Friday, December 31, 2021

Self-Healing: Muscle Pain

This is part of a series of postings on self-healing, which you can access via the "Self-Healing" tag which appears in the Slog’s left margin below "Popular Entries". For general tips and background on self-healing, read this.


The traditional approach to relieving sore, tight, spasming muscles is, logically enough, tenderizing the muscle. That's what we pay masseuses and physical therapists for, that's what vibrating massage machines do, and that's what ice and heat kind of/sort of do as a temporary stopgap.

I found a better way.
I've been going to an extremely talented licensed sports massage therapist (with PT training) for many years. I told him about this technique, and he pronounced it worthy. So at least one expert has corroborated it (even though it's dramatically reduced his income from me).
Find a tendon in the general afflicted area. There's always a tendon nearby.
If you're not familiar with tendons, practice by feeling around for rubberband-ish structures just above your elbow (with that arm comfortably at rest). There are lots of them there.
Gently probe and dig around with your fingertips until you find one (treat your flesh like impartial meat, the way a masseuse might). Then pluck the tendon firmly (nothing crazy), like a bass string, five times or so. Then find another tendon and repeat. If you're unsure whether a given structure is a tendon or a thin bone or something, don't worry. Pluck it anyway. Be eager for bumps to pluck.

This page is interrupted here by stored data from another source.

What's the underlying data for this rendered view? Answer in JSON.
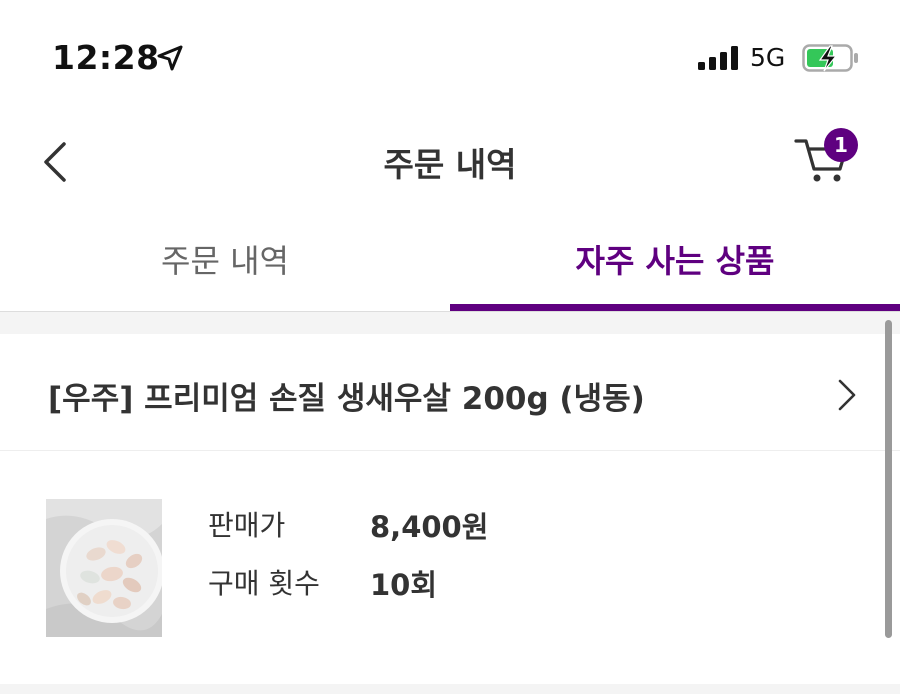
{
  "status_bar": {
    "time": "12:28",
    "network": "5G",
    "icons": [
      "location-arrow-icon",
      "cellular-signal-icon",
      "battery-charging-icon"
    ]
  },
  "nav": {
    "title": "주문 내역",
    "cart_badge": "1",
    "icons": [
      "chevron-left-icon",
      "cart-icon"
    ]
  },
  "tabs": [
    {
      "label": "주문 내역",
      "active": false
    },
    {
      "label": "자주 사는 상품",
      "active": true
    }
  ],
  "accent_color": "#5f0080",
  "product": {
    "name": "[우주] 프리미엄 손질 생새우살 200g (냉동)",
    "price_label": "판매가",
    "price_value": "8,400원",
    "count_label": "구매 횟수",
    "count_value": "10회"
  }
}
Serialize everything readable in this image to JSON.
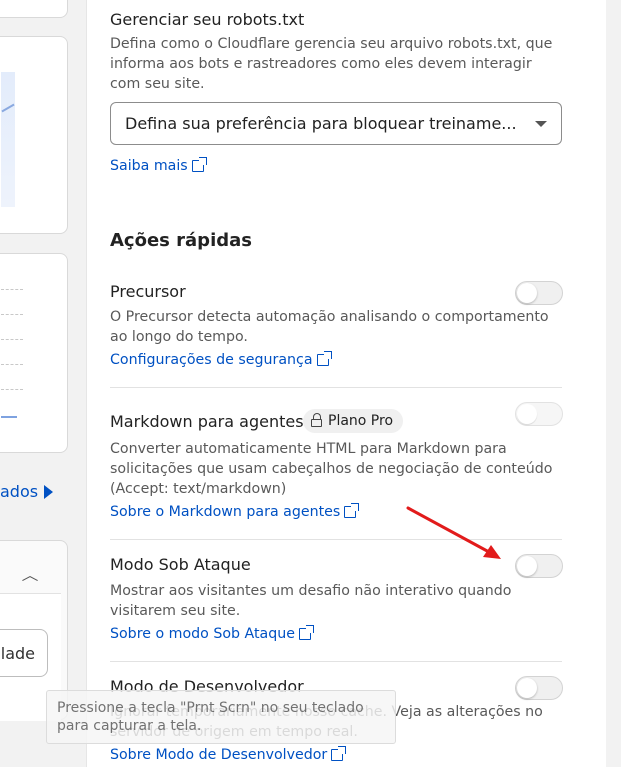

Keep going. Work your way around the afflicted area. You'll find that one tendon hurts particularly. That's the one connecting the afflicted muscle. Pluck that one a few extra times. It will hurt some, but nowhere near as much as it hurts when a masseuse digs his claw into a sore muscle. So not only is this faster and more effective, it's less painful.

I assume this works due to leverage. It's easier and more efficient to remobilize a structure from the "stem" so to speak.


You don't need to find the perfect tendon and pluck it with perfect force the perfect number of times. You just need a little patience. Tendons don't present themselves particularly obviously. It's like probing, blindfolded, for raisins in a pilaf (that was bizarre, sorry, but I can't think of a better analogy).

Adults are terrible at this sort of open-ended instruction. They want to download an anatomical map of tendons and be told which to pluck in which order. They want a YouTube video showing what, exactly, "pluck" means. They have loads of questions and confusions and anxieties and are really pretty skeptical of the whole enterprise when they have more serious tasks to take care of, like the 400,000th mental replay of that time when their father said that terrible thing. What they really want is some confident-seeming person to charge them $250 and come do it for them, because they're not the sort of person who knows anything about fricking tendons.

Kids know how to do stuff like this. They know how to explore playfully, without their thought stream hijacking a simple process and turning it into a miasma. They're distractible, sure, but they'll keep coming back to that exploration, again and again. That's how they learn to juggle and wiggle their ears and ride a bike and internalize the basic knowledge of human civilization. Adults have trouble learning, while kids are splendid at it. So approach this like a playful child.